The closest they got, he said, came when IMAX wanted to get into the original-content business and agreed to back a Wilson feature that Jaffe co-wrote with writer-director Nicholas Meyer ("Star Trek II: The Wrath of Khan," "The Seven-Per-Cent Solution"). But the money never came through, and Jaffee found that he couldn’t interest Hollywood studios in a Wilson film.

“There’s such a bankruptcy of original ideas in Hollywood,” he said. “I’m not surprised by it — and it’s sort of similar to Gahan’s career, where so many editors rejected his work over the years.”

Jaffe began filming conversations with Gahan for a documentary about six years ago, and continued work on the film at the urging of his friend, editor Walter Murch. He then reached out to Colbert, Maher, del Toro, Newman, Neil Gaiman, Hugh Hefner, Stan Lee and other who eagerly talked about the cartoonist and his work.

When he had assembled an early cut, he showed it to his former boss, Mel Brooks, whose first rule had always been, “Never put your own money into a project.”

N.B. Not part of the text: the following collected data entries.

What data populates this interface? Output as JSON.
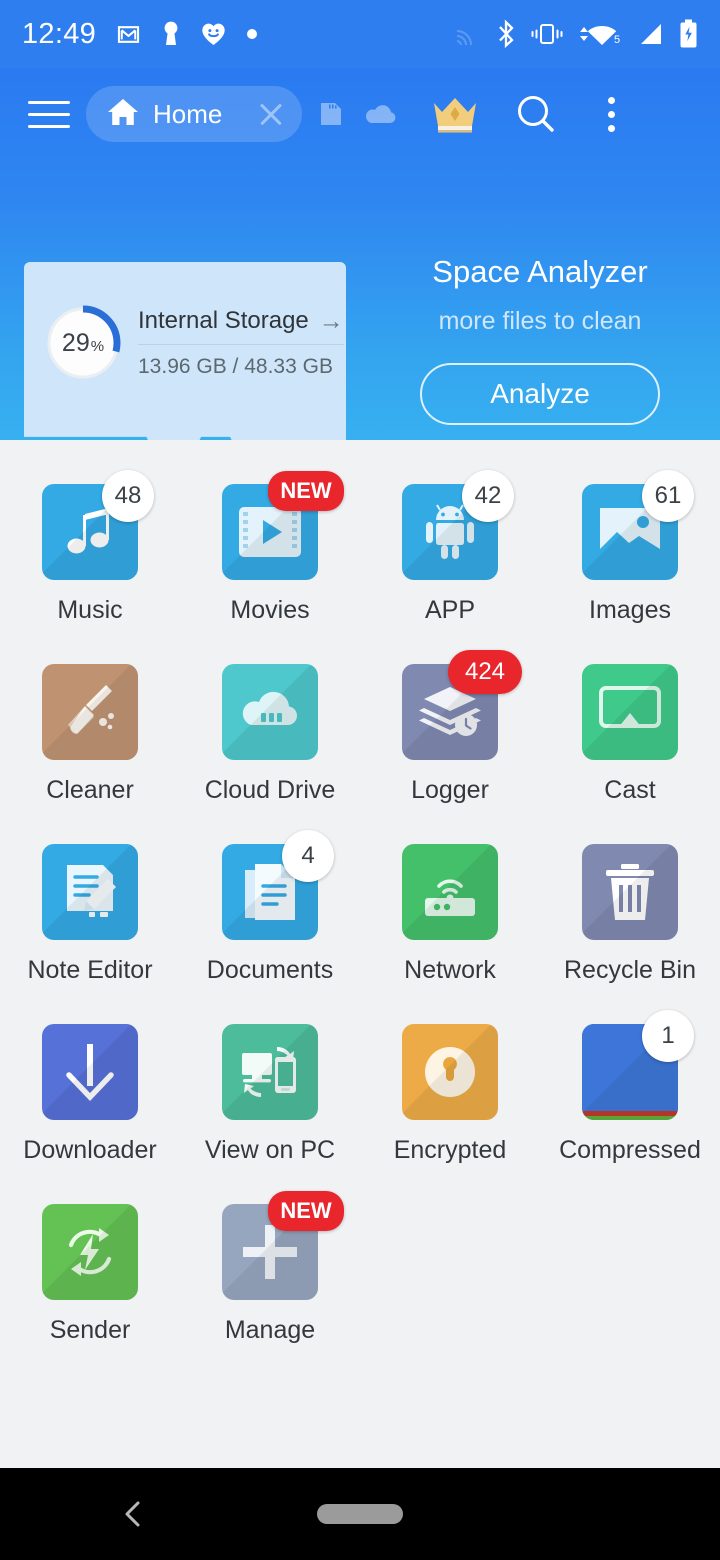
{
  "status_bar": {
    "time": "12:49",
    "left_icons": [
      "gmail-icon",
      "keyhole-icon",
      "heart-face-icon",
      "dot-icon"
    ],
    "right_icons": [
      "cast-icon-dim",
      "bluetooth-icon",
      "vibrate-icon",
      "wifi-icon",
      "signal-icon",
      "battery-charging-icon"
    ],
    "wifi_label": "5"
  },
  "toolbar": {
    "menu_icon": "hamburger-icon",
    "tab_label": "Home",
    "tab_home_icon": "home-icon",
    "tab_close_icon": "close-icon",
    "sdcard_icon": "sdcard-icon",
    "cloud_icon": "cloud-icon",
    "premium_icon": "crown-icon",
    "search_icon": "search-icon",
    "more_icon": "overflow-menu-icon"
  },
  "storage_card": {
    "percent": "29",
    "percent_symbol": "%",
    "title": "Internal Storage",
    "arrow": "→",
    "usage": "13.96 GB / 48.33 GB",
    "ring_fill_color": "#2a6fd8",
    "ring_track_color": "#ffffff",
    "card_color": "#cfe6fa"
  },
  "promo": {
    "title": "Space Analyzer",
    "subtitle": "more files to clean",
    "button_label": "Analyze"
  },
  "colors": {
    "header_top": "#2a7af1",
    "header_bottom": "#37b0f0",
    "page_bg": "#f1f2f4",
    "badge_red": "#e8262c",
    "nav_bg": "#000000"
  },
  "apps": [
    {
      "name": "Music",
      "icon": "music-note-icon",
      "tile": "#33aae4",
      "badge": "48",
      "badge_style": "white"
    },
    {
      "name": "Movies",
      "icon": "video-play-icon",
      "tile": "#33aae4",
      "badge": "NEW",
      "badge_style": "red-text"
    },
    {
      "name": "APP",
      "icon": "android-icon",
      "tile": "#33aae4",
      "badge": "42",
      "badge_style": "white"
    },
    {
      "name": "Images",
      "icon": "photo-icon",
      "tile": "#33aae4",
      "badge": "61",
      "badge_style": "white"
    },
    {
      "name": "Cleaner",
      "icon": "broom-icon",
      "tile": "#bf9372",
      "badge": "",
      "badge_style": "none"
    },
    {
      "name": "Cloud Drive",
      "icon": "cloud-drive-icon",
      "tile": "#4ec8cc",
      "badge": "",
      "badge_style": "none"
    },
    {
      "name": "Logger",
      "icon": "layers-clock-icon",
      "tile": "#8089b0",
      "badge": "424",
      "badge_style": "red-num"
    },
    {
      "name": "Cast",
      "icon": "cast-screen-icon",
      "tile": "#3fc98a",
      "badge": "",
      "badge_style": "none"
    },
    {
      "name": "Note Editor",
      "icon": "note-pencil-icon",
      "tile": "#33aae4",
      "badge": "",
      "badge_style": "none"
    },
    {
      "name": "Documents",
      "icon": "document-icon",
      "tile": "#33aae4",
      "badge": "4",
      "badge_style": "white"
    },
    {
      "name": "Network",
      "icon": "router-wifi-icon",
      "tile": "#45c06a",
      "badge": "",
      "badge_style": "none"
    },
    {
      "name": "Recycle Bin",
      "icon": "trash-icon",
      "tile": "#8089b0",
      "badge": "",
      "badge_style": "none"
    },
    {
      "name": "Downloader",
      "icon": "download-arrow-icon",
      "tile": "#5671d8",
      "badge": "",
      "badge_style": "none"
    },
    {
      "name": "View on PC",
      "icon": "pc-phone-sync-icon",
      "tile": "#4cbc9b",
      "badge": "",
      "badge_style": "none"
    },
    {
      "name": "Encrypted",
      "icon": "lock-circle-icon",
      "tile": "#edab47",
      "badge": "",
      "badge_style": "none"
    },
    {
      "name": "Compressed",
      "icon": "zip-icon",
      "tile": "#3d76d8",
      "badge": "1",
      "badge_style": "white"
    },
    {
      "name": "Sender",
      "icon": "sender-sync-icon",
      "tile": "#64c255",
      "badge": "",
      "badge_style": "none"
    },
    {
      "name": "Manage",
      "icon": "plus-icon",
      "tile": "#97a6bf",
      "badge": "NEW",
      "badge_style": "red-text"
    }
  ],
  "navbar": {
    "back_icon": "back-chevron-icon",
    "home_pill": "home-pill-icon"
  }
}
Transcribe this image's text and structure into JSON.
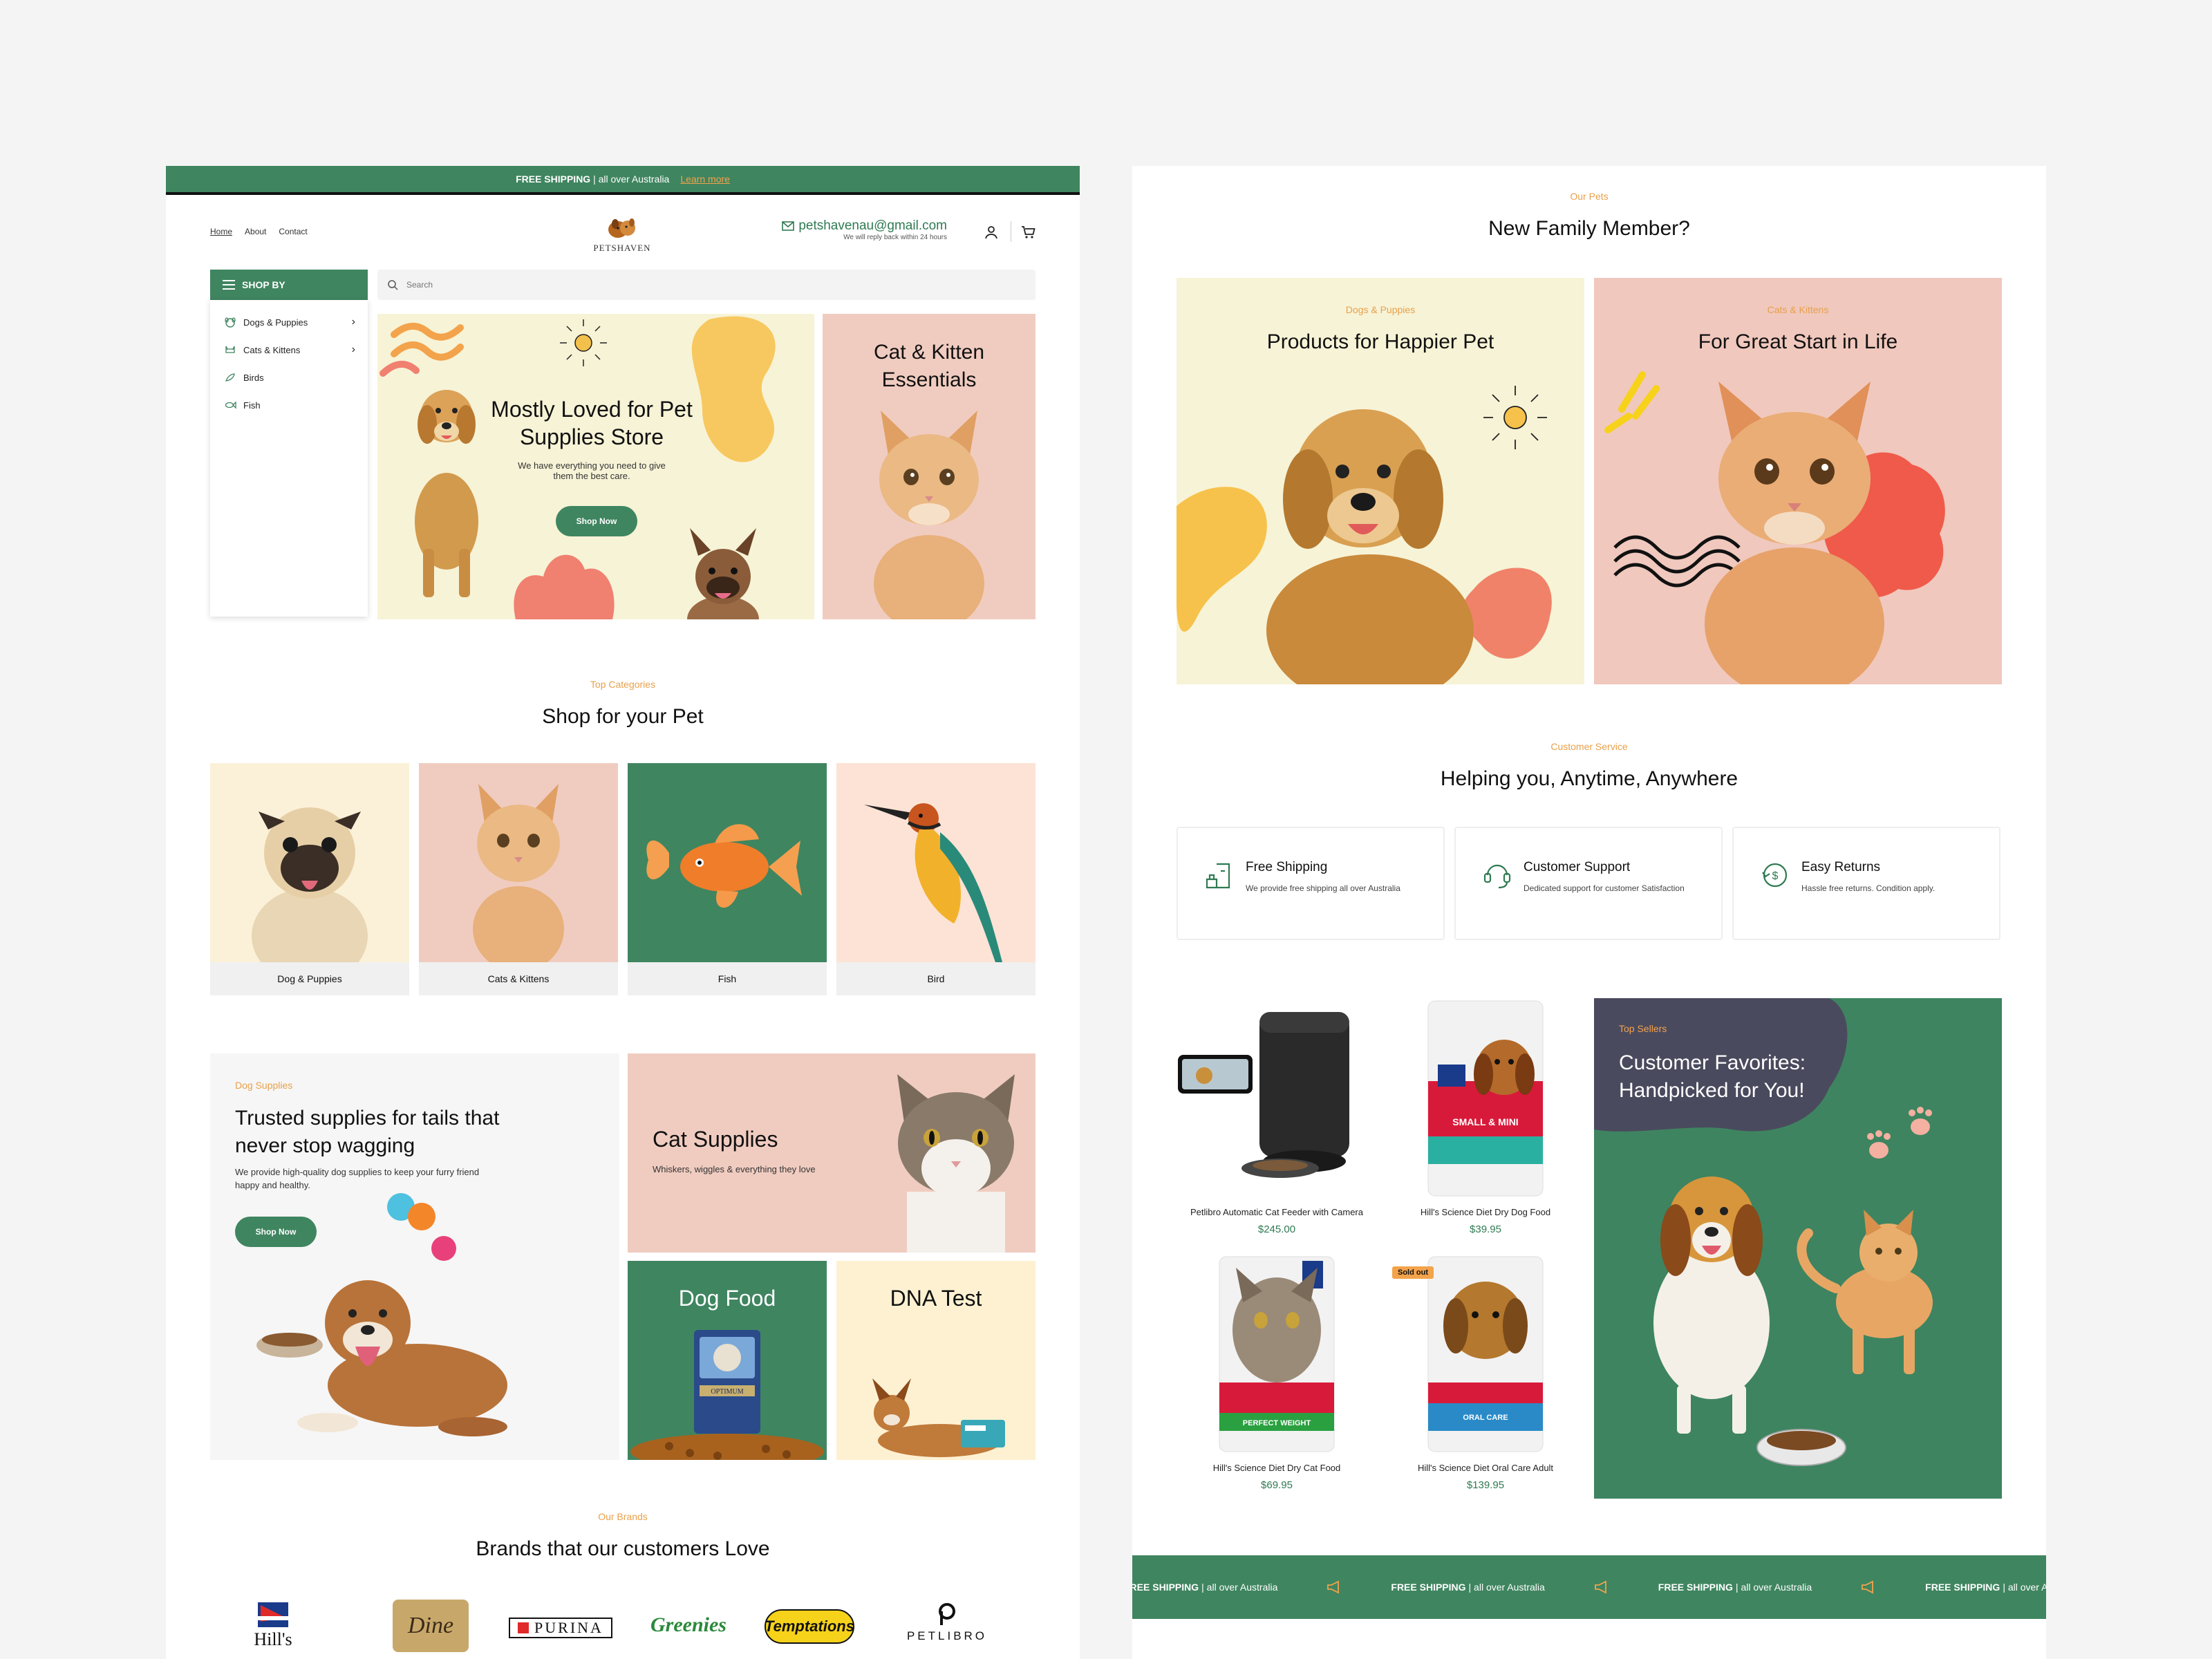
{
  "left": {
    "announcement": {
      "bold": "FREE SHIPPING",
      "text": " | all over Australia",
      "link": "Learn more"
    },
    "nav": [
      "Home",
      "About",
      "Contact"
    ],
    "logo_text": "PETSHAVEN",
    "contact": {
      "email": "petshavenau@gmail.com",
      "note": "We will reply back within 24 hours"
    },
    "shop_by": "SHOP BY",
    "menu": [
      {
        "label": "Dogs & Puppies",
        "icon": "dog-icon",
        "has_sub": true
      },
      {
        "label": "Cats & Kittens",
        "icon": "cat-icon",
        "has_sub": true
      },
      {
        "label": "Birds",
        "icon": "bird-icon",
        "has_sub": false
      },
      {
        "label": "Fish",
        "icon": "fish-icon",
        "has_sub": false
      }
    ],
    "search_placeholder": "Search",
    "hero": {
      "title": "Mostly Loved for Pet Supplies Store",
      "desc": "We have everything you need to give them the best care.",
      "button": "Shop Now"
    },
    "hero_side": {
      "title": "Cat & Kitten Essentials"
    },
    "categories": {
      "kicker": "Top Categories",
      "title": "Shop for your Pet",
      "items": [
        {
          "label": "Dog & Puppies",
          "bg": "#fbf1d8"
        },
        {
          "label": "Cats & Kittens",
          "bg": "#f0ccc0"
        },
        {
          "label": "Fish",
          "bg": "#3f8560"
        },
        {
          "label": "Bird",
          "bg": "#fde3d5"
        }
      ]
    },
    "dog_supplies": {
      "kicker": "Dog Supplies",
      "title": "Trusted supplies for tails that never stop wagging",
      "desc": "We provide high-quality dog supplies to keep your furry friend happy and healthy.",
      "button": "Shop Now"
    },
    "cat_supplies": {
      "title": "Cat Supplies",
      "desc": "Whiskers, wiggles & everything they love"
    },
    "dog_food": {
      "title": "Dog Food",
      "bag_text": "OPTIMUM"
    },
    "dna_test": {
      "title": "DNA Test"
    },
    "brands": {
      "kicker": "Our Brands",
      "title": "Brands that our customers Love",
      "logos": [
        "Hill's",
        "Dine",
        "PURINA",
        "Greenies",
        "Temptations",
        "PETLIBRO"
      ]
    }
  },
  "right": {
    "family": {
      "kicker": "Our Pets",
      "title": "New Family Member?",
      "cards": [
        {
          "kicker": "Dogs & Puppies",
          "title": "Products for Happier Pet",
          "bg": "#f7f3d6"
        },
        {
          "kicker": "Cats & Kittens",
          "title": "For Great Start in Life",
          "bg": "#f0c8bd"
        }
      ]
    },
    "service": {
      "kicker": "Customer Service",
      "title": "Helping you, Anytime, Anywhere",
      "items": [
        {
          "title": "Free Shipping",
          "desc": "We provide free shipping all over Australia",
          "icon": "shipping-icon"
        },
        {
          "title": "Customer Support",
          "desc": "Dedicated support for customer Satisfaction",
          "icon": "support-icon"
        },
        {
          "title": "Easy Returns",
          "desc": "Hassle free returns. Condition apply.",
          "icon": "returns-icon"
        }
      ]
    },
    "products": [
      {
        "name": "Petlibro Automatic Cat Feeder with Camera",
        "price": "$245.00",
        "sold_out": ""
      },
      {
        "name": "Hill's Science Diet Dry Dog Food",
        "price": "$39.95",
        "sold_out": "",
        "bag_text": "SMALL & MINI"
      },
      {
        "name": "Hill's Science Diet Dry Cat Food",
        "price": "$69.95",
        "sold_out": "",
        "bag_text": "PERFECT WEIGHT"
      },
      {
        "name": "Hill's Science Diet Oral Care Adult",
        "price": "$139.95",
        "sold_out": "Sold out",
        "bag_text": "ORAL CARE"
      }
    ],
    "favorites": {
      "kicker": "Top Sellers",
      "title": "Customer Favorites: Handpicked for You!"
    },
    "marquee": {
      "bold": "FREE SHIPPING",
      "text": " | all over Australia"
    }
  },
  "colors": {
    "brand_green": "#3f8560",
    "accent_orange": "#e8a04a",
    "cream": "#f7f3d6",
    "pink": "#f0ccc0"
  }
}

After launching into an obscenity-laced tirade about how foolish Jaffe was to fund the film himself, Brooks watched the doc. “He saw it, called me and said, ‘There are exceptions to my rule. It’s great, but you couldn’t have convinced anybody to put money into this doc until you made it.'”

The film won the documentary award at Comic-Con in July, 2011 — an honor that would seemingly disqualify it from this year’s Oscars, since the rules specify that a doc must complete its qualifying run “within two years of the motion picture’s completion date.” But Jaffe said that he has continued to work on and re-edit the film since then and just recently completed and copyrighted it.

“I’ve been editing and re-editing this film for six years, and turned town a lot of nice lucrative producing jobs because I really wanted to do this,” he said. “At a certain point you have to say, ‘Am I taking my next job for money, or am I doing something that I care about?

“I haven’t been paid, but I feel like I’m close to bringing Gahan to the forefront of popular culture, where he should be.”